Minimizing its ecological footprint
"HLRS is home to one of Europe's most powerful supercomputers, and supporting cutting-edge research and technology development means high energy requirements," said HLRS Director Prof. Dr.-Ing. Michael Resch. This is particularly true for HLRS's flagship supercomputer, called Hawk, which is among Europe's most powerful computing systems. Offering a peak performance of approximately 26 petaflops (26 quadrillion floating point operations per second) it has an average power consumption of approximately 3.5 megawatts — the same energy requirements as a small German city.
"We recognized several years ago that we have to do everything we can to minimize our ecological footprint, especially with respect to carbon emissions, and have established a comprehensive sustainability program to ensure that we do so," Resch emphasized. In the past 12 months, HLRS was also certified under the Eco-Management and Audit Scheme (EMAS), as well as under the ISO 14001 (environmental management) and ISO 50001 (energy management) international standards. "Receiving certification under the Blue Angel, in addition to our other certifications, shows that HLRS takes its environmental responsibility very seriously and is a sign of the progress we have made. It also means that our system users can be confident that HLRS supports their own efforts toward sustainability."
A comprehensive energy management concept
In accordance with the requirements of the Blue Angel for Energy Efficient Data Center Operation, HLRS has implemented a comprehensive energy management plan. This plan ensures that the necessary energy is used as efficiently as possible and that waste heat produced by the system is captured.
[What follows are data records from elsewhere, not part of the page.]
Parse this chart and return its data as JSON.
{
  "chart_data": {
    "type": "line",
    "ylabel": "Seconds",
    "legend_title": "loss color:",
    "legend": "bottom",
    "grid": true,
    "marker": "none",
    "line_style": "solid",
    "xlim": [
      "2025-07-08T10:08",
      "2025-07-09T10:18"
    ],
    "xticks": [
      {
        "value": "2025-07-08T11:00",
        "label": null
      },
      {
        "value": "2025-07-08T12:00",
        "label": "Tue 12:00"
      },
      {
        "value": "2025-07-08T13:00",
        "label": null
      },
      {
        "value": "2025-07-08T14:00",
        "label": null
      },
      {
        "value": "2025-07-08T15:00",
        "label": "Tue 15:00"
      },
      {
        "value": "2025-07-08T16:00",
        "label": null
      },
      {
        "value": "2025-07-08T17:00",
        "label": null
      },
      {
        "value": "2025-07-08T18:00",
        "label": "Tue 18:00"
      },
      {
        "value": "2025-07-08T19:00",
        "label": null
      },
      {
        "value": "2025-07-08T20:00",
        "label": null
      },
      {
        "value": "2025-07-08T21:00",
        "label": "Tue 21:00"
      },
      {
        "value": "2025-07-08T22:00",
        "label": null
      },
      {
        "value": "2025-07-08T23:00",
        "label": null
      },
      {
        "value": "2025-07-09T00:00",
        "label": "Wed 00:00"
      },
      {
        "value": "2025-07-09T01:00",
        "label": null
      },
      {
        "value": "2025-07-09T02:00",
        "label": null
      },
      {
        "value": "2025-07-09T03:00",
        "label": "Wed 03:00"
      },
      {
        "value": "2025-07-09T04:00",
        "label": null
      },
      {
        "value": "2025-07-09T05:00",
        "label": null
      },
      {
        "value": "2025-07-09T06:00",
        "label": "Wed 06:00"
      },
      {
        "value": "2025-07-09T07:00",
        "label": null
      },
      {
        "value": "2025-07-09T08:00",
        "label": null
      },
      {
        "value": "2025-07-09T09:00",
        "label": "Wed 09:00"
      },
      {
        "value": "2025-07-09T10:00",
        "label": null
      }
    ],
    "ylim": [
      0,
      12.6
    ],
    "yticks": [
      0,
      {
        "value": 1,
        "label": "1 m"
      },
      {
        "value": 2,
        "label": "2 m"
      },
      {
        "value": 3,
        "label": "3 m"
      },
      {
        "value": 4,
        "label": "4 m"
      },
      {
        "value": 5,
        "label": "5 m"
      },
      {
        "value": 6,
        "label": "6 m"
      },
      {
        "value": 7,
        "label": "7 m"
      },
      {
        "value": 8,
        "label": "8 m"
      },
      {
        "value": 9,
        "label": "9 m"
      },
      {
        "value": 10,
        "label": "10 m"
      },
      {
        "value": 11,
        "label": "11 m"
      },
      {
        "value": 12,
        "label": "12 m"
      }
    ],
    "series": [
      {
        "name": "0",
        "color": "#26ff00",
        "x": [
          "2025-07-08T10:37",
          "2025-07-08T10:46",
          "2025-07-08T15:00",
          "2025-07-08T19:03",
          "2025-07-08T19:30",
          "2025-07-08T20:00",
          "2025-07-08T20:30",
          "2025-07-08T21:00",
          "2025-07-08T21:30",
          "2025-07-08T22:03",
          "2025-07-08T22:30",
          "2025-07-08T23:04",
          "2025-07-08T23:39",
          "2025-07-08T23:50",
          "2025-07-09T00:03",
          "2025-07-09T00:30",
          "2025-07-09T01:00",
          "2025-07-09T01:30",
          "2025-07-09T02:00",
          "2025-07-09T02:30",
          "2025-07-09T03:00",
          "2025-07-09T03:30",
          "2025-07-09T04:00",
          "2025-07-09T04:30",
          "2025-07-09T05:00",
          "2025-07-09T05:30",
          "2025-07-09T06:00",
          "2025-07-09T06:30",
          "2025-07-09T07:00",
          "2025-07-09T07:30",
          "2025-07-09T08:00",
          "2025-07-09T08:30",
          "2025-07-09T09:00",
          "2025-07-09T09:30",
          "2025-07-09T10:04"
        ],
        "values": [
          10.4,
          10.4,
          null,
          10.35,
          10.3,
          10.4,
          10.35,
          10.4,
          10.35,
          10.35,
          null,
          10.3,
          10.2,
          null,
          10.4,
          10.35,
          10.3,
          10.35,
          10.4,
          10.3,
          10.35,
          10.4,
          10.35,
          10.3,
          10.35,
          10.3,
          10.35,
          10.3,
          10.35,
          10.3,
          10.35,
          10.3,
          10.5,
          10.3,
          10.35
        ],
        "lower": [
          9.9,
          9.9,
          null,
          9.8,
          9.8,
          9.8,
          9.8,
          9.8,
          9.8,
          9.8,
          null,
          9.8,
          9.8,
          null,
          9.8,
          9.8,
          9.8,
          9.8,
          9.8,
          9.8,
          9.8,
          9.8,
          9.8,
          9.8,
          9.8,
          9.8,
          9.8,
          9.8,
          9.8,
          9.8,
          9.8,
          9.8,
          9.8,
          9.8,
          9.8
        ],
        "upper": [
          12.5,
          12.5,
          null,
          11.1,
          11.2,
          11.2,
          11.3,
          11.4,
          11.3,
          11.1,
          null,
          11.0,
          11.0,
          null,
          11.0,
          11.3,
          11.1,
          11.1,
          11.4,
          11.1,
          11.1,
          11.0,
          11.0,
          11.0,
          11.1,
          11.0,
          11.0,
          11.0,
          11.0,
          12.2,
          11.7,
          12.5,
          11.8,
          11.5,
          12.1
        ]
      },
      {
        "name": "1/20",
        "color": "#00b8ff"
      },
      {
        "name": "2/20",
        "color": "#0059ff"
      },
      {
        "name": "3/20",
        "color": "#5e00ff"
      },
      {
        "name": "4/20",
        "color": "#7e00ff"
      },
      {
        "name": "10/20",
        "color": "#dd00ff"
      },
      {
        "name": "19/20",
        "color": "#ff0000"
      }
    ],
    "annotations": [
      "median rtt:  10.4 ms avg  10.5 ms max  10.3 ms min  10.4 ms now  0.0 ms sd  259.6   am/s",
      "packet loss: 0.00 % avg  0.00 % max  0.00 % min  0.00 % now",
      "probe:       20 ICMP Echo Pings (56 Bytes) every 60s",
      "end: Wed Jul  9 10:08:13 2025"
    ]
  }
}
These efforts are part of a larger environmental management system at HLRS that covers all activities at the center.
The Blue Angel for Energy-Efficient Data Center Operation recognizes adherence to ecological standards and is intended to serve as a guide for selecting environmentally friendly products and services.
About the High-Performance Computing Center of the University of Stuttgart
The High-Performance Computing Center Stuttgart (HLRS) was established in 1996 as the first German national high-performance computing center, building on a tradition of supercomputing at the University of Stuttgart that stretches back to 1959. As a research institution affiliated with the University of Stuttgart and a founding member of the Gauss Centre for Supercomputing — the alliance of Germany's three national supercomputing centers — HLRS provides state-of-the-art HPC services to academic users and industry. HLRS operates one of Europe's most powerful supercomputers, provides advanced training in HPC programming and simulation, and conducts research to address key problems facing the future of supercomputing. Among HLRS's areas of expertise are parallel programming, numerical methods for HPC, visualization, grid and cloud computing concepts, data analytics, and artificial intelligence. Users of HLRS computing systems are active across a wide range of disciplines, with an emphasis on computational engineering and applied science.